When I wrote Home-made Pie and Sausage I really did not intend it as a horror story. I needed a crime story to submit to an anthology and that is what I wrote but when I showed it to my first readers they all said, “that's horrible – you have a creepy mind.” Thank you – I think....
So what makes something psychological horror? I think it is proximity to a situation or circumstances that hides something terrible and we go through our days, weeks, months thinking all is well, all is well, all is well – except it isn't.
A few years back I read an article in the Marblehead Reporter about a couple who were fixing up an old house and made a startling discovery. I can't tell you what it was because that would give away my story but that article stayed in the back of my mind all this time and grew. It grew into a short novel, a novelette of 15K words, that I called The Crazy Old Lady in the Attic
. Yesterday Amazon released my novelette in their Kindle store and it is also live on Smashwords. Eventually it may also make it into a printed collection of short stories.
Is The Crazy Old Lady in the Attic
proper horror? Well, I think so and, so far, the beta-readers at least back me up on that. Mattie, the heroine of the story is in her early 30s and has escaped her proper Bostonian upbringing by marrying Stan, a Cape Cod fisherman. Mattie was raised in an elegant brownstone on Boston's beacon Hill by her elegant, refined grandmother whom she called GrammyLou. On the top floor of GrammyLou's brownstone there is a ballroom that was shut up many years ago after the party which ended in Mattie's parents being killed in a car wreck.
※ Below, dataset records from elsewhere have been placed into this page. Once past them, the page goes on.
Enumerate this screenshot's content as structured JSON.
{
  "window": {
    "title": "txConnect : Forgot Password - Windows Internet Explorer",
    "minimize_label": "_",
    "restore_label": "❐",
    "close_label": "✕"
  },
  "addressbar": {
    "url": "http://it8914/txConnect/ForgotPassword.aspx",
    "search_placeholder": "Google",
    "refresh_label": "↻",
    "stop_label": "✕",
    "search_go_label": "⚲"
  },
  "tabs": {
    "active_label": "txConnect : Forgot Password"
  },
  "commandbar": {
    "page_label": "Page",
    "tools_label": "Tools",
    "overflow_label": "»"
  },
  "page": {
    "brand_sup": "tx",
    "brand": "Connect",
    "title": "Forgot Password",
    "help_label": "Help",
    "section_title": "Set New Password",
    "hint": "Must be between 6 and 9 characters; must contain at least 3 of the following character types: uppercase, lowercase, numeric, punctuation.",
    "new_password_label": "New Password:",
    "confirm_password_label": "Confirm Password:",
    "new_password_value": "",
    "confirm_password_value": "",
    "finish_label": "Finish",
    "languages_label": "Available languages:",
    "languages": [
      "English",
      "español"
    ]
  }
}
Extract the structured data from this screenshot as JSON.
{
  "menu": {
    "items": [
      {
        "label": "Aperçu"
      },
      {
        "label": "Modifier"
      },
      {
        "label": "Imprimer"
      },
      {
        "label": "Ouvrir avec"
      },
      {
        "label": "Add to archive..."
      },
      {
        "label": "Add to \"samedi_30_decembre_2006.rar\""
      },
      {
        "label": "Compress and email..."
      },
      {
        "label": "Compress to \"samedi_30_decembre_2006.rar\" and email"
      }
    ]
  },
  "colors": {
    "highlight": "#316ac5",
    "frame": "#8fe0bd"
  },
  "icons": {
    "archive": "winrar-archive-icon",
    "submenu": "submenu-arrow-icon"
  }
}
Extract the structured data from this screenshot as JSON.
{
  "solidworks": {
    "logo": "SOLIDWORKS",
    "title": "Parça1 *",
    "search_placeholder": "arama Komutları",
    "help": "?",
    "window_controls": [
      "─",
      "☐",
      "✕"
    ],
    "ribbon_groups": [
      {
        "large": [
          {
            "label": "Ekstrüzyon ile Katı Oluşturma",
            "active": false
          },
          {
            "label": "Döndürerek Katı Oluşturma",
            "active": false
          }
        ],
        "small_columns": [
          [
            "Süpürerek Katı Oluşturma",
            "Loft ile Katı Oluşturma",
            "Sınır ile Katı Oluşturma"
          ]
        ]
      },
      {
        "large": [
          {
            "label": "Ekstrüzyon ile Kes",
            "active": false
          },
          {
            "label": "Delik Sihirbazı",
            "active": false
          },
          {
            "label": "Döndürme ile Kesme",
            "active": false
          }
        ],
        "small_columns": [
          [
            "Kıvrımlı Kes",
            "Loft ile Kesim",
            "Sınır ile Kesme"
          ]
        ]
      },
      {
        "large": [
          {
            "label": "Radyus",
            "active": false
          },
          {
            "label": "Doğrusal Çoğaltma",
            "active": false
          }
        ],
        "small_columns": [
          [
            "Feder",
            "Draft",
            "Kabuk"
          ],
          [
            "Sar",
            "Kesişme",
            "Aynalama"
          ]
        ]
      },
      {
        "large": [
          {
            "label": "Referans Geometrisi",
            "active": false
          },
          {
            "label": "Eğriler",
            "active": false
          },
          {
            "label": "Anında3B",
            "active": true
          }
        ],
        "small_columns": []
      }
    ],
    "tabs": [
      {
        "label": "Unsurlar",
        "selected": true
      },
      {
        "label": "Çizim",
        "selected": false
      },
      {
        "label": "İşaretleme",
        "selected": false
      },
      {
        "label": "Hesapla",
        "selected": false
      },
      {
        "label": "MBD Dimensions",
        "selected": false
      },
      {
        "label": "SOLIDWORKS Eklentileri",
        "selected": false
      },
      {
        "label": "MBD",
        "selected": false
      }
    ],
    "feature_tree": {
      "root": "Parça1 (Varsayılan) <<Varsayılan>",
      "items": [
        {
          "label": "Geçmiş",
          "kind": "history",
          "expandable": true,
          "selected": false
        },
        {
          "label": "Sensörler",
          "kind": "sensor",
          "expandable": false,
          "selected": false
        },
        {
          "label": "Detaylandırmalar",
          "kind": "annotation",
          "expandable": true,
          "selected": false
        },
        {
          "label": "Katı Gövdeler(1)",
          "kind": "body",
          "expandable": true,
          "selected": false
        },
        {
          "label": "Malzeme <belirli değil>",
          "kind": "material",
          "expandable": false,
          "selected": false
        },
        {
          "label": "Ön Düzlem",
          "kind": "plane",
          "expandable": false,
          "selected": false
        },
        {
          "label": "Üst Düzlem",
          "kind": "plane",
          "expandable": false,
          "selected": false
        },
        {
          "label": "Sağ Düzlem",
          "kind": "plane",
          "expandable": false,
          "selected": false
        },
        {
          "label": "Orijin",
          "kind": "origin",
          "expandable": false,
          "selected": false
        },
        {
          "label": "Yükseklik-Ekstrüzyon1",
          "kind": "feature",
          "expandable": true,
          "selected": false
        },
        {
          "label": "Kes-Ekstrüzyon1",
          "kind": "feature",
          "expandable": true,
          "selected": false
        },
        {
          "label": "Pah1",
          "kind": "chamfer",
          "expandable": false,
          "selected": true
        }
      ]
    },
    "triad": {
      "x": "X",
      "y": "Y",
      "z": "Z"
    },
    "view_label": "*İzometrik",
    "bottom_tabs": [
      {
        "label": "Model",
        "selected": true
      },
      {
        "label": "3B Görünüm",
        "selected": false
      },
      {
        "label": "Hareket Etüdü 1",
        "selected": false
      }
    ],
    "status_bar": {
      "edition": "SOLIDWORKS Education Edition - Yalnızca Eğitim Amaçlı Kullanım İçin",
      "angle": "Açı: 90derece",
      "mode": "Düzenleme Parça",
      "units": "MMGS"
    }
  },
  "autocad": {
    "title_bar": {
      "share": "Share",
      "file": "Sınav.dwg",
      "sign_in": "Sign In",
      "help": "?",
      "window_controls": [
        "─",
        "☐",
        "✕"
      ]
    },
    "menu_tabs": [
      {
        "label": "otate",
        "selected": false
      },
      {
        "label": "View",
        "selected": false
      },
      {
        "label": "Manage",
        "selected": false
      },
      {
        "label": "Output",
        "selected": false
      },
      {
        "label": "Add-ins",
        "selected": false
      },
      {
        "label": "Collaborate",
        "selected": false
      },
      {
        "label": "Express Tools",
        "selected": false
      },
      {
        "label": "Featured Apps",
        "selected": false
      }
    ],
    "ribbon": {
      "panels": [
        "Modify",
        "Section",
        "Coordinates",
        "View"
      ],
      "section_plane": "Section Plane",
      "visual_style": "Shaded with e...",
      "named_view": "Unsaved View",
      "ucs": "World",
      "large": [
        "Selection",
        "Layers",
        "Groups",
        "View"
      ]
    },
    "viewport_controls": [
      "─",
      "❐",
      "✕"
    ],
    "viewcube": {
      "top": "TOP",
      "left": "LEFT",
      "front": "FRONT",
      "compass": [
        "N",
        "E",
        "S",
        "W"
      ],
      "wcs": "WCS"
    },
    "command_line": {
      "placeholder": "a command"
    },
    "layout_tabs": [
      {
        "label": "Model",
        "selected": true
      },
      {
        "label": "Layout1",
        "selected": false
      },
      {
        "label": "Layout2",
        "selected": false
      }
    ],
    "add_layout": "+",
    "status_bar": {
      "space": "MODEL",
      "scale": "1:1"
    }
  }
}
Now the ballroom is slipping into decay – the linen tablecloths are yellowed and tattered, the flower arrangements are dead and desiccated. The champagne bottles and glasses are smashed.
When GrammyLou dies, Mattie inherits the house and she and Stan decide to spend the summer cleaning it out preparatory to selling it. Mattie is completely unprepared for the things she begins finding.... things that lead her to seek out the few people from her past who might have clues. But nothing prepares her for the reality that awaits her: that her life was built on lies and that she was raised by a monster.
Give The Crazy Old Lady in the Attic
a try and let me know what you think.
Thanks for reading.
2 comments:
I bought The Crazy Old Lady in the Attic the other day and need to do a review of it. It's marvellous. Horror? Perhaps not in the normal definition but one of the GREAT thing about being an indie is we can re-think those things and not just go by what the suits and bean counters at publishing houses think that a brick and mortar store will carry.
Loved it and recommend it. :-)
Thank you very much! I'm so happy you enjoyed it and I'd love you to post your review!!!
I was trying for psychological horror in the vein of Shirley Jackson--- it remains to be seen if I succeeded.